Felix menundukan kepalanya kala pendeta di ujung sana mulai memberikan khutbahnya di hadapan peti mati berwarna putih itu. Matanya sesekali menyapu pemakaman mencari seseorang yang selalu menemuinya di tempat seperti ini.

Kepalanya sedikit pening sebab beberapa kali orang-orang di sana menatap tepat di matanya. Membuatnya tidak sengaja menyaksikan kematian mereka. Hembusan napas pelan serta gelengan kepala berkali-kali ia lakukan untuk menyingkirkan beberapa bayangan mengerikan dari kematian orang-orang ini.

Matanya masih menyapu sekitar, hingga getaran pelan di dalam saku jaketnya mengalihkan perhatiannya.

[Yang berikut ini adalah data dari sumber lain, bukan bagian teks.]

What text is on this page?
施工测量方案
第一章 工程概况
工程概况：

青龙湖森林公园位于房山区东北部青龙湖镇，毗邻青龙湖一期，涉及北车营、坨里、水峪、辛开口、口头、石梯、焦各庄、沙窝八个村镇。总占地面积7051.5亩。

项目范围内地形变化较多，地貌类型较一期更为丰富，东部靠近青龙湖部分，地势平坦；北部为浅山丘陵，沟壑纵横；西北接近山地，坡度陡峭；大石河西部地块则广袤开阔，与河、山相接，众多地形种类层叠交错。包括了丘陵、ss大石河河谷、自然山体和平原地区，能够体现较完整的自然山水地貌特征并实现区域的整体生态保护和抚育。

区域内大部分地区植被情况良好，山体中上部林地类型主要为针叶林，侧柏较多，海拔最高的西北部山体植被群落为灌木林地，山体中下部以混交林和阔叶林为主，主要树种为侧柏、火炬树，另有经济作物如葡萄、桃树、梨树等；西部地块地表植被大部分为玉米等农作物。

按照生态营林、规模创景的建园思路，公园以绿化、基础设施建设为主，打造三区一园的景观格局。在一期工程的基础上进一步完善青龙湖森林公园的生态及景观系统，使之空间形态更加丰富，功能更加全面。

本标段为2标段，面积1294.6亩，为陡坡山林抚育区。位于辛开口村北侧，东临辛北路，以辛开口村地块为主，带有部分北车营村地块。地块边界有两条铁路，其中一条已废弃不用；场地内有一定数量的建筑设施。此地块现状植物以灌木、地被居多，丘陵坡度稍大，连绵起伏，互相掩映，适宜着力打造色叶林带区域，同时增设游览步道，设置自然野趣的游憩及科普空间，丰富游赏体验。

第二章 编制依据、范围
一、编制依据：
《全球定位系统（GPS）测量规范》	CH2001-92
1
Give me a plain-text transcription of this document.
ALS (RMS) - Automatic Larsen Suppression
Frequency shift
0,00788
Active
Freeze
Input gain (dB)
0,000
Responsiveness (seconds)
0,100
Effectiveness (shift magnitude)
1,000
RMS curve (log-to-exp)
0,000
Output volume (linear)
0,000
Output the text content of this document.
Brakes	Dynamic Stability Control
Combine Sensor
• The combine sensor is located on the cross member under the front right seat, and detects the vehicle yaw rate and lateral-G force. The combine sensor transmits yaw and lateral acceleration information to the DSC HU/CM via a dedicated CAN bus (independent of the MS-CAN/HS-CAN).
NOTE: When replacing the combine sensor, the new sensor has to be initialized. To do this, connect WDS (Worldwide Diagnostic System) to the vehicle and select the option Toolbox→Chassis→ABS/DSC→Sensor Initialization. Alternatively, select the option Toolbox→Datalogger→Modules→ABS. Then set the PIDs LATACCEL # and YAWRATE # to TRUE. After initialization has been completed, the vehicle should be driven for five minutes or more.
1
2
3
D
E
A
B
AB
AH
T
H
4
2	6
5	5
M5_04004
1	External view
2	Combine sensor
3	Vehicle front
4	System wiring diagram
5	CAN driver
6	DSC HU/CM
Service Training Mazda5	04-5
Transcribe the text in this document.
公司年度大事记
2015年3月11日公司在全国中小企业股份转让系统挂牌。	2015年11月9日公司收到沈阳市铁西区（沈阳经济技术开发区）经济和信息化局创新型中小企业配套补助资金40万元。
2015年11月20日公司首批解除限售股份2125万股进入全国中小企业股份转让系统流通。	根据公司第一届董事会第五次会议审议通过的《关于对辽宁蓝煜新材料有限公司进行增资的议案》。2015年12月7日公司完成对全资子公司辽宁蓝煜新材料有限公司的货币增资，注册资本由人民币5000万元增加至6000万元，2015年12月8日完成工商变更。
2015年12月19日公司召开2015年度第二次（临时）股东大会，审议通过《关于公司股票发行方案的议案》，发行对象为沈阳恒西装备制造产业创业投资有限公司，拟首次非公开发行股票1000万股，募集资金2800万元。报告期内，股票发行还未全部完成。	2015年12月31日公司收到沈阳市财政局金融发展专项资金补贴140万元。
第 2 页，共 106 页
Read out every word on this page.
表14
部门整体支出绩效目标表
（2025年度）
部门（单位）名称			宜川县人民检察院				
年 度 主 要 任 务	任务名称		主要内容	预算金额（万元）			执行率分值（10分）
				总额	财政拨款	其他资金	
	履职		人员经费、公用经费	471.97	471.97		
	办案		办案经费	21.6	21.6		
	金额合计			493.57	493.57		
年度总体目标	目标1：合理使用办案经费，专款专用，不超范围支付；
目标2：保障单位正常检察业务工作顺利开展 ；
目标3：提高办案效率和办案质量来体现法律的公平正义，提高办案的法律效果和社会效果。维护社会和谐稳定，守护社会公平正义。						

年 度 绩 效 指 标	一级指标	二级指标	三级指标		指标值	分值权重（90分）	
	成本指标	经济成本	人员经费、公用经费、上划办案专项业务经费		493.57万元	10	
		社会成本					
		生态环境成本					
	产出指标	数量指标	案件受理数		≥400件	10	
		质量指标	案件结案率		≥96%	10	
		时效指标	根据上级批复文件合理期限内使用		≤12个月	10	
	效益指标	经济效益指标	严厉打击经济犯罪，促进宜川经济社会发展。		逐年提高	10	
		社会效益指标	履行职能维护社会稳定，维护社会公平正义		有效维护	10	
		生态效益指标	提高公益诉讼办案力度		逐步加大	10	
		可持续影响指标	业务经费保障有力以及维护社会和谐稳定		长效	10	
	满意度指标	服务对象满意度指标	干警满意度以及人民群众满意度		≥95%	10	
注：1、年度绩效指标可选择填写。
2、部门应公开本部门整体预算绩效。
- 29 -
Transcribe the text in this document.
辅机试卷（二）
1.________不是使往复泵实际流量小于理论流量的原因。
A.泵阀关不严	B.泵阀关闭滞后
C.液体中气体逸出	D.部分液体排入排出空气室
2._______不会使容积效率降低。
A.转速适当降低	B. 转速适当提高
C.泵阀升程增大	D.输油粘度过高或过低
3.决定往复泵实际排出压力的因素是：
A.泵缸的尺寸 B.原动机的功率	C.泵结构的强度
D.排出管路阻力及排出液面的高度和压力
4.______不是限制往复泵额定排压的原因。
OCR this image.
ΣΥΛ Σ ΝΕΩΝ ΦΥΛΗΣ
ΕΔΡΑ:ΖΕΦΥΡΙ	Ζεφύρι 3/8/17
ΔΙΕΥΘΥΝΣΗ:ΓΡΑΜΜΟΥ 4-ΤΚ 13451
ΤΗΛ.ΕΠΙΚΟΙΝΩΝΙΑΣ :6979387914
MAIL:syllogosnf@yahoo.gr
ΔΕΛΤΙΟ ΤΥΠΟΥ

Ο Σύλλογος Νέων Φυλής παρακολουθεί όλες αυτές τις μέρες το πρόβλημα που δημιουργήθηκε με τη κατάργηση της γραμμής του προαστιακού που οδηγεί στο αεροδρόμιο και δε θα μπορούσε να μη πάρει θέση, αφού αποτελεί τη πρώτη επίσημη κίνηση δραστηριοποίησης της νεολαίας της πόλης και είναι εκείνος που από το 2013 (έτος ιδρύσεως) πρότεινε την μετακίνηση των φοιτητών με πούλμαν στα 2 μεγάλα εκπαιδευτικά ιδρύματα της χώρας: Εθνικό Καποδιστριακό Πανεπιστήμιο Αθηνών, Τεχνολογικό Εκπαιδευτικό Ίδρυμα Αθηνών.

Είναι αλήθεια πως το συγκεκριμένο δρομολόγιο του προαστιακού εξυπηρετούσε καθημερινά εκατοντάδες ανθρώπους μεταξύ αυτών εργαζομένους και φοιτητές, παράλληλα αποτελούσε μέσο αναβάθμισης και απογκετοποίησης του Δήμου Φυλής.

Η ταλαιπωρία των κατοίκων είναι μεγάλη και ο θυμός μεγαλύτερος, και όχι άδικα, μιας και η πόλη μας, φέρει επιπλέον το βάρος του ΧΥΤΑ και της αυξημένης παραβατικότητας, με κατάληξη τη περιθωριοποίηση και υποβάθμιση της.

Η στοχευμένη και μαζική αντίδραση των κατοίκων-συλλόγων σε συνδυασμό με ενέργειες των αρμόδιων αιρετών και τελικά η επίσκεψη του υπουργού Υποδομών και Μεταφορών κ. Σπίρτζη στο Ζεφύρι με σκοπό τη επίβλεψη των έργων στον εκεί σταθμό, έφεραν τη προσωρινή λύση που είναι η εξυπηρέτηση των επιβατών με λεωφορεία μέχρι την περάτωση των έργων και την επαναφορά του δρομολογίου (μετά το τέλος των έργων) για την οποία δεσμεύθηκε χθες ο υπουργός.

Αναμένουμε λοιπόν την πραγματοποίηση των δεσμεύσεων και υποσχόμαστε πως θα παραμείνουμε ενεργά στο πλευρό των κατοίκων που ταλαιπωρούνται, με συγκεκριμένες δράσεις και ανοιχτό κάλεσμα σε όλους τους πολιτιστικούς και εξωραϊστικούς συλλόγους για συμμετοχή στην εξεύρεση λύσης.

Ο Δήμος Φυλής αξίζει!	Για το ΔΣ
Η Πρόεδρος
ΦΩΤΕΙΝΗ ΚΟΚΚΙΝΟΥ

Ia menjauh dari kumpulan orang-orang tadi dan merogoh sakunya mengambil benda persegi yang bergetar di dalam sana.

“Halo?”

“Lix? Sorry gue baru buka hp, lo gimana?” Suara Jisung di ujung sana terdengar sangat berat, laki-laki gembil itu pasti baru bangun.

“Engga gimana-gimana, gue udah hapusin tweet aneh gue dan acc akunnya Changbin. Lo baru bangun ya?”

“Ji, mau susu apa jus?”

Felix mengernyit kala ia mendengar suara yang sangat ia kenali dari ujung telepon. Ia berdecak pelan, “Oh Kak Minho di sana?”

Jisung terkekeh kecil dari ujung telepon, “Iya, dia nginep tadi malem.”

“Pantesan susah dihubungi lo.”

“Sorry.”

Felix diam. Hening mendera telepon mereka, hingga Jisung dapat mendengar sayup-sayup suara seseorang tengah memimpin doa.

“Lo dimana?”

“Gue lagi jogging, kenapa?”

“Jogging sama pendeta lo? Gue jelas denger ada yang berdoa di sana.”

Felix tertawa pelan, “Udah dulu, Ji. Gue harus pergi.”

Setelahnya ia menekan tombol merah dan kembali memasukan ponselnya ke dalam saku. Ia kembali memperhatikan pemakaman di ujung sana, peti mati itu mulai diturunkan. Ia menghela napasnya, dia tidak datang hari ini.

Maka Felix bergegas pergi dari sana sebelum pendeta itu menghampirinya, sebab ia tahu bahwa sang pendeta menyadari kehadirannya.